Жан Франсуа де Труа. Чтение Мольера. Ок. 1730
Рассуждая о XII и XIII веках, я говорил, каким важным цивилизационным достижением того времени было внезапное осознание ценности женских качеств. То же самое можно сказать и о Франции XVIII века. Вообще, на мой взгляд, неотъемлемым признаком цивилизации является равновесие мужского и женского начал. Во Франции XVIII века наблюдалось несомненное и в целом благотворное влияние женщин, благодаря чему возник необычный социальный институт, ставший характерной чертой эпохи. Речь о так называемых салонах. Небольшие собрания умнейших мужчин и женщин, съезжавшихся со всей Европы, устраивались в апартаментах гостеприимных и щедро одаренных талантами хозяек, вроде мадам Дюдеффан или мадам Жофрен, и на протяжении сорока лет служили главными очагами европейской цивилизации. По сравнению с двором урбинского герцога в них было меньше поэзии, но куда больше интеллектуального блеска. Дамы – устроительницы салонов не могли похвастаться ни свежестью юности, ни сказочным богатством; мы доподлинно знаем, как они выглядели, потому что французские художники, например Перроно и Морис Кантен де Латур, изображали их без всякой лести, но с чутким пониманием души и характера модели. Только в высокоцивилизованном обществе дамы способны предпочесть такой тип портрета глянцевым поделкам модных портретистов.

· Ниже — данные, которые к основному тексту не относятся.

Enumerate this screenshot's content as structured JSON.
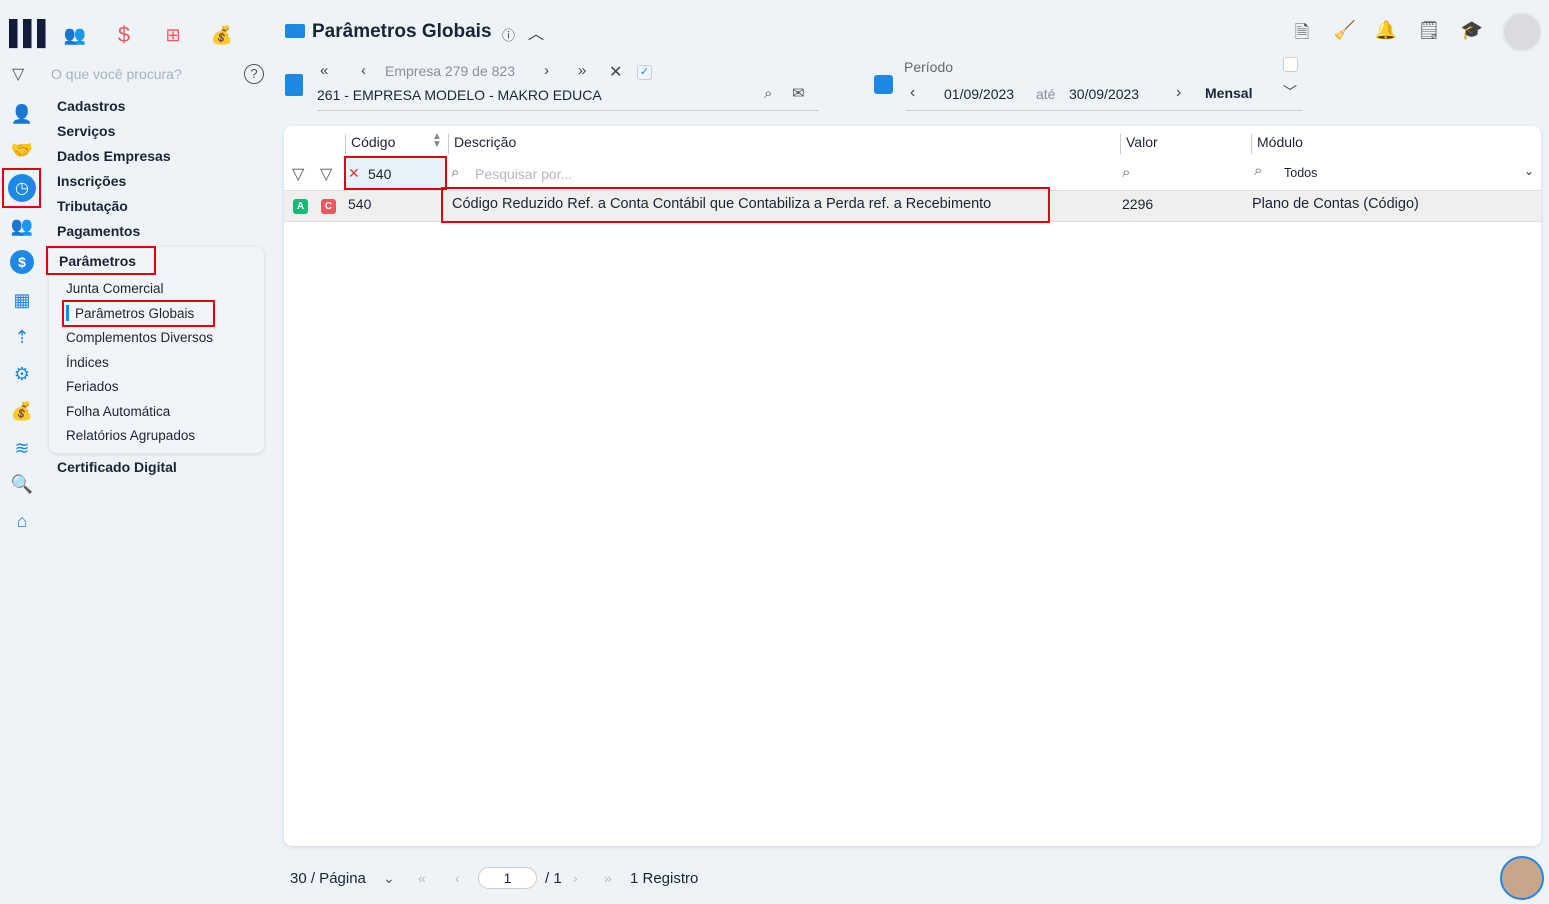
{
  "app": {
    "search_placeholder": "O que você procura?",
    "help": "?"
  },
  "top_modules": [
    {
      "icon": "people-icon",
      "color": "#1fb57a"
    },
    {
      "icon": "dollar-icon",
      "color": "#f0565f"
    },
    {
      "icon": "calculator-icon",
      "color": "#f0565f"
    },
    {
      "icon": "money-bag-icon",
      "color": "#666666"
    }
  ],
  "nav": {
    "items": [
      "Cadastros",
      "Serviços",
      "Dados Empresas",
      "Inscrições",
      "Tributação",
      "Pagamentos"
    ],
    "group": "Parâmetros",
    "sub_items": [
      "Junta Comercial",
      "Parâmetros Globais",
      "Complementos Diversos",
      "Índices",
      "Feriados",
      "Folha Automática",
      "Relatórios Agrupados"
    ],
    "after": "Certificado Digital"
  },
  "header": {
    "title": "Parâmetros Globais",
    "info": "ⓘ"
  },
  "empresa": {
    "nav_label": "Empresa 279 de 823",
    "name": "261 - EMPRESA MODELO - MAKRO EDUCA"
  },
  "periodo": {
    "label": "Período",
    "start": "01/09/2023",
    "sep": "até",
    "end": "30/09/2023",
    "mode": "Mensal"
  },
  "table": {
    "columns": [
      "Código",
      "Descrição",
      "Valor",
      "Módulo"
    ],
    "filters": {
      "codigo": "540",
      "descricao_placeholder": "Pesquisar por...",
      "modulo": "Todos"
    },
    "rows": [
      {
        "badges": [
          "A",
          "C"
        ],
        "codigo": "540",
        "descricao": "Código Reduzido Ref. a Conta Contábil que Contabiliza a Perda ref. a Recebimento",
        "valor": "2296",
        "modulo": "Plano de Contas (Código)"
      }
    ]
  },
  "pagination": {
    "per_page": "30 / Página",
    "page": "1",
    "total_pages": "/ 1",
    "records": "1 Registro"
  },
  "colors": {
    "accent": "#1e88e5",
    "highlight": "#e3000f",
    "badge_a": "#19b877",
    "badge_c": "#f0565f"
  }
}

Чем же подкупали эти женщины? Участливостью, тактом, умением создать непринужденную атмосферу. Несомненно, поэт и философ нуждаются в одиночестве, но подчас плодотворные идеи рождаются в разговоре, а настоящий разговор возможен только в компании, где никто не ставит себя выше других. При дворе это условие невыполнимо, и успеху парижских салонов во многом способствовал тот факт, что французский двор и министры обосновались не в Париже, а в Версале. То был отдельный мир, придворные называли его не иначе как
Однако если забыть о декоративности и вспомнить об игре ума, то тут Версаль XVIII века ничего существенного предложить не мог, и парижскому обществу повезло, что ему не было нужды участвовать в отупляющих придворных ритуалах и повседневной мышиной возне политиков. Другая причина, избавлявшая тогдашние салоны от помпы и пресмыкательства, заключалась в том, что французские высшие классы не были отягощены чрезмерным богатством. Финансовый крах, спровоцированный «финансовым чародеем», шотландцем по имени Джон Лоу, изрядно их потрепал. Определенный уровень благосостояния идет на пользу цивилизации, но по какой-то неведомой причине большое богатство ей только вредит. Думаю, пышность в конечном счете антигуманна, тогда как осознание некоторой ограниченности создает условия для того, что принято считать хорошим вкусом.